Anderson David R, Aydinliyim Tolga, Bjarnadóttir Margrét V, Çil Eren B, Anderson Michaela R
School of Business Villanova University Philadelphia Pennsylvania USA.
Zicklin School of Business Baruch College, CUNY New York USA.
Prod Oper Manag. 2023 Jan 22. doi: 10.1111/poms.13934.
In the United States, even though national guidelines for allocating scarce healthcare resources are lacking, 26 states have specific ventilator allocation guidelines to be invoked in case of a shortage. While several states developed their guidelines in response to the recent COVID-19 pandemic, New York State developed these guidelines in 2015 as "pandemic influenza is a foreseeable threat, one that we cannot ignore." The primary objective of this study is to assess the existing procedures and priority rules in place for allocating/rationing scarce ventilator capacity and propose alternative (and improved) priority schemes. We first build machine learning models using inpatient records of COVID-19 patients admitted to New York-Presbyterian/Columbia University Irving Medical Center and an affiliated community health center to predict survival probabilities as well as ventilator length-of-use.
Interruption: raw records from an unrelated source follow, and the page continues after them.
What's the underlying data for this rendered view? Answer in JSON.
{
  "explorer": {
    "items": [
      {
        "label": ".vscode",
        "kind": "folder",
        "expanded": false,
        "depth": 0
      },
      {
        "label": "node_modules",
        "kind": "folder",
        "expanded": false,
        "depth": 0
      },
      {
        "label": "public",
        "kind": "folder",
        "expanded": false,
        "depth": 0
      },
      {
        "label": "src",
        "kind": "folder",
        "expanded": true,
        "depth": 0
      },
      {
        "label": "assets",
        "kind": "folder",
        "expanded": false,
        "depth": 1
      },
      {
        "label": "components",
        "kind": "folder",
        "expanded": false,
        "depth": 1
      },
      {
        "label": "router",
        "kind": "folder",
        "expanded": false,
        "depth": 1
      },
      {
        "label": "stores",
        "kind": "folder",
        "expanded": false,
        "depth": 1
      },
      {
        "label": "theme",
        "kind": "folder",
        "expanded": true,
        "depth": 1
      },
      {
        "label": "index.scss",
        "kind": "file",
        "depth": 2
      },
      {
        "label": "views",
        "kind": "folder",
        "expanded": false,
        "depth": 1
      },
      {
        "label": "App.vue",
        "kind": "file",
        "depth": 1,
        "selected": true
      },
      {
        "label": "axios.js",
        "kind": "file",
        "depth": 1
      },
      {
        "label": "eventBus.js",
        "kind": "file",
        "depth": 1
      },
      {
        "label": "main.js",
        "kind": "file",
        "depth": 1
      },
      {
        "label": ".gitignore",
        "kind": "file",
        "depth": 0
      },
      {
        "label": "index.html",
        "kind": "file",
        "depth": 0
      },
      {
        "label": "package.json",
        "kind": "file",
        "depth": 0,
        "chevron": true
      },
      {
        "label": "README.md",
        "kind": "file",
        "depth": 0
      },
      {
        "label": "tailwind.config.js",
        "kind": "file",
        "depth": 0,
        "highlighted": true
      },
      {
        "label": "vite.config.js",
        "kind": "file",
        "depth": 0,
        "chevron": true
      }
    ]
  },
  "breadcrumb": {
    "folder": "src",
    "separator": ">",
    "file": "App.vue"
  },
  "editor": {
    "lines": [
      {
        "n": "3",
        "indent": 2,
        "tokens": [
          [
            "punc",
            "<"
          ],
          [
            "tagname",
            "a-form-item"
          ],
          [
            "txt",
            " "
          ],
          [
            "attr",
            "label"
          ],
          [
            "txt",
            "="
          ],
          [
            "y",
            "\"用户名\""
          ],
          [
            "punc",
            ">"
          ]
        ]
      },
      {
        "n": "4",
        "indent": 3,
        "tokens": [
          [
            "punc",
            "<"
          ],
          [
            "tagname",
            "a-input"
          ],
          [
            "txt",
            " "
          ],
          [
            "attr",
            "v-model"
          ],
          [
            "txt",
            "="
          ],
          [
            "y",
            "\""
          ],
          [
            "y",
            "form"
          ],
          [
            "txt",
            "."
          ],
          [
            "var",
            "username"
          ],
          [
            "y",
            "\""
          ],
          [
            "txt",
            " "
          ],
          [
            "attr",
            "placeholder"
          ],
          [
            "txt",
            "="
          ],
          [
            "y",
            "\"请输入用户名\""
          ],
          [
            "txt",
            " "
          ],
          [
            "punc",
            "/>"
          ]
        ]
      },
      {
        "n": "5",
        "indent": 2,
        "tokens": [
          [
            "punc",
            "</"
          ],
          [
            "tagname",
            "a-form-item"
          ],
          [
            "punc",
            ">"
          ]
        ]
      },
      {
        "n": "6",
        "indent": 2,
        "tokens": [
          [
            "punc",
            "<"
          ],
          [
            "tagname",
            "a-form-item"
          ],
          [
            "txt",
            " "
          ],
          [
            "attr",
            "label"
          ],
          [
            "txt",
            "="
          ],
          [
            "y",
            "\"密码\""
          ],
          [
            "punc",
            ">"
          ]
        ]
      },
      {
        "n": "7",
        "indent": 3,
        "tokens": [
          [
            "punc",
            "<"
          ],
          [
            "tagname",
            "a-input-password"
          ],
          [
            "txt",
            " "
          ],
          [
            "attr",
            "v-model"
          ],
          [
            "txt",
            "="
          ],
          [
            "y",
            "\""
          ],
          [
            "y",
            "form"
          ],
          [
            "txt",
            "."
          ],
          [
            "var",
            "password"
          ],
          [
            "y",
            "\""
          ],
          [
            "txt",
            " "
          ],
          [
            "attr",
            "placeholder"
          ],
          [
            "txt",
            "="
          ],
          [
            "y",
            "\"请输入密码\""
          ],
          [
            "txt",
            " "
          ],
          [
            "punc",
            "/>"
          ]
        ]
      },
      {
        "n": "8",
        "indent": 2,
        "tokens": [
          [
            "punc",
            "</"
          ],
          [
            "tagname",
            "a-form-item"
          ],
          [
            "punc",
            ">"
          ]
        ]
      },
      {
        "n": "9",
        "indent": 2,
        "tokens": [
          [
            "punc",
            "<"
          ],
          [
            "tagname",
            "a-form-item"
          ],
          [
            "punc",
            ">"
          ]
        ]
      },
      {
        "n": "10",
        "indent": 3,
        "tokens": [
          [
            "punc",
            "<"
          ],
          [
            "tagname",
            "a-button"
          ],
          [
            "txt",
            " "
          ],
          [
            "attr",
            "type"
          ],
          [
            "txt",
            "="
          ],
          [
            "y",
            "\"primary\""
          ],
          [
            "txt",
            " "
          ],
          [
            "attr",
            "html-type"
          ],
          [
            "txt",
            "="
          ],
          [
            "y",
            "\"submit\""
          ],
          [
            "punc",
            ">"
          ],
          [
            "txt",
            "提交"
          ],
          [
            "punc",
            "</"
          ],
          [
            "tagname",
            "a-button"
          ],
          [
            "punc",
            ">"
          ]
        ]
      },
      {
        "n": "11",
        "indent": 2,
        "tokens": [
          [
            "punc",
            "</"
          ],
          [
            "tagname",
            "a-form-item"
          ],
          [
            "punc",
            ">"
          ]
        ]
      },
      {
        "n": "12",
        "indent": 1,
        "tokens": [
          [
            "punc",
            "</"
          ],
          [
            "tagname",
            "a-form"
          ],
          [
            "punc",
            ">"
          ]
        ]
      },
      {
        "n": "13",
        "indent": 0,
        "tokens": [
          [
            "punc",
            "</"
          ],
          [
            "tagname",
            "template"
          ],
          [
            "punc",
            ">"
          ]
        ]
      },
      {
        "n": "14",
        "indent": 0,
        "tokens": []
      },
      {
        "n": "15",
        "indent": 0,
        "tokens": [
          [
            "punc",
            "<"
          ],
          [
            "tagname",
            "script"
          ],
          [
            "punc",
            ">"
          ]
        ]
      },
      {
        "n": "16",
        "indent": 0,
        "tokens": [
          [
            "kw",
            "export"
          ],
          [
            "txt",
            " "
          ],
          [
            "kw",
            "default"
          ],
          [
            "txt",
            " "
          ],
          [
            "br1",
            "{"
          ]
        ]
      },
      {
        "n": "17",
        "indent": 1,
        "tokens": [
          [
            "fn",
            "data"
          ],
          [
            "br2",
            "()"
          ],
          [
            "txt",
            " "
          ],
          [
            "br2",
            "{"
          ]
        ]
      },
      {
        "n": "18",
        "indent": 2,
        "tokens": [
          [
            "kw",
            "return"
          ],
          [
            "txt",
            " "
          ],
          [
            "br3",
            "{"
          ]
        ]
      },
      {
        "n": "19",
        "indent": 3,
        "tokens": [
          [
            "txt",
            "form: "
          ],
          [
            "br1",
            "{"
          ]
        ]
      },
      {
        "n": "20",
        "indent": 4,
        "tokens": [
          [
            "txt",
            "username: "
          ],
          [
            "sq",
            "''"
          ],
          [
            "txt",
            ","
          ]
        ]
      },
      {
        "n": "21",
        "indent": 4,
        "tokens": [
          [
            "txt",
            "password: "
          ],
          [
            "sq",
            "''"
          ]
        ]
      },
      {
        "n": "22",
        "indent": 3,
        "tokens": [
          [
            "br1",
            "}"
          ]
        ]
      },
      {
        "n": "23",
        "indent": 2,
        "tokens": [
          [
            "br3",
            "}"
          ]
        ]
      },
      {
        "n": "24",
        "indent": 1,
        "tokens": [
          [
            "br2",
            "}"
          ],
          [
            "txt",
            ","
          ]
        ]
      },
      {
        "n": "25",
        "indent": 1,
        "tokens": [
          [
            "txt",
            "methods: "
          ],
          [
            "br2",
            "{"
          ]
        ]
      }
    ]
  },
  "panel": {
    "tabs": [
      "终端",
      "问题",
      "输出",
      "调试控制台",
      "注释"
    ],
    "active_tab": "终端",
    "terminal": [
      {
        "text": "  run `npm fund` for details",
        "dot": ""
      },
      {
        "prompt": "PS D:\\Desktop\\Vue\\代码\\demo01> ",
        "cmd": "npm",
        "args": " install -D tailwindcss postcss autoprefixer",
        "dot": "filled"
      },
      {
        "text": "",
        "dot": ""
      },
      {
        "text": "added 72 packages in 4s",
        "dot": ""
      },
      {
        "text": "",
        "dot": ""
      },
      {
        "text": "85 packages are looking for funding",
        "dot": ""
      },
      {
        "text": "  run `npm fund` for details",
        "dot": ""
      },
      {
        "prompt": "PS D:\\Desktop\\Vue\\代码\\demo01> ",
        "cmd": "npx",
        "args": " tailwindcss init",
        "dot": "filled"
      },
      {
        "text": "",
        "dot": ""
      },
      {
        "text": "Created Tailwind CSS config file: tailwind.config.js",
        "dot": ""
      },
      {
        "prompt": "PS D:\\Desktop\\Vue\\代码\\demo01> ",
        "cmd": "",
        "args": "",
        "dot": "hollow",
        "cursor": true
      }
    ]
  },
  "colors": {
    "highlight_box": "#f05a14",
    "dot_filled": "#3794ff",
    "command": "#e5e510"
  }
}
Then, we use the resulting point estimators and their uncertainties as inputs for a multiclass priority queueing model with abandonments to assess three priority schemes: (i) SOFA-P (Sequential Organ Failure Assessment based prioritization), which most closely mimics the existing practice by prioritizing patients with sufficiently low SOFA scores; (ii) ISP (incremental survival probability), which assigns priority based on patient-level survival predictions; and (iii) ISP-LU (incremental survival probability per length-of-use), which takes into account survival predictions and resource use duration. Our findings highlight that our proposed priority scheme, ISP-LU, achieves a demonstrable improvement over the other two alternatives. Specifically, the expected number of survivals increases death risk while waiting for ventilator use decreases. We also show that ISP-LU is a robust priority scheme whose implementation yields a Pareto-improvement over both SOFA-P and ISP in terms of maximizing saved lives after mechanical ventilation while limiting racial disparity in access to the priority queue.
在美国,尽管缺乏分配稀缺医疗资源的国家指导方针,但有26个州制定了在短缺情况下可援引的特定呼吸机分配指导方针。虽然几个州是针对近期的新冠疫情制定了这些指导方针,但纽约州在2015年就制定了这些指导方针,因为“大流行性流感是一个可预见的威胁,我们不能忽视”。本研究的主要目的是评估现有的分配/配给稀缺呼吸机能力的程序和优先级规则,并提出替代的(且经过改进的)优先级方案。我们首先使用纽约长老会/哥伦比亚大学欧文医学中心及一家附属社区卫生中心收治的新冠患者的住院记录建立机器学习模型,以预测生存概率以及呼吸机使用时长。然后,我们将所得的点估计值及其不确定性作为输入,用于一个带有放弃情况的多类优先级排队模型,以评估三种优先级方案:(i)SOFA-P(基于序贯器官衰竭评估的优先级划分),它通过优先考虑SOFA评分足够低的患者来最紧密地模仿现有做法;(ii)ISP(增量生存概率),它根据患者层面的生存预测来分配优先级;(iii)ISP-LU(每使用时长的增量生存概率),它考虑了生存预测和资源使用持续时间。我们的研究结果表明,我们提出的优先级方案ISP-LU相较于其他两种方案有显著改进。具体而言,预期存活人数增加,而等待使用呼吸机时的死亡风险降低。我们还表明,ISP-LU是一种稳健的优先级方案,其实施在机械通气后挽救生命最大化的同时,限制了优先队列获取方面的种族差异,从而在帕累托意义上优于SOFA-P和ISP。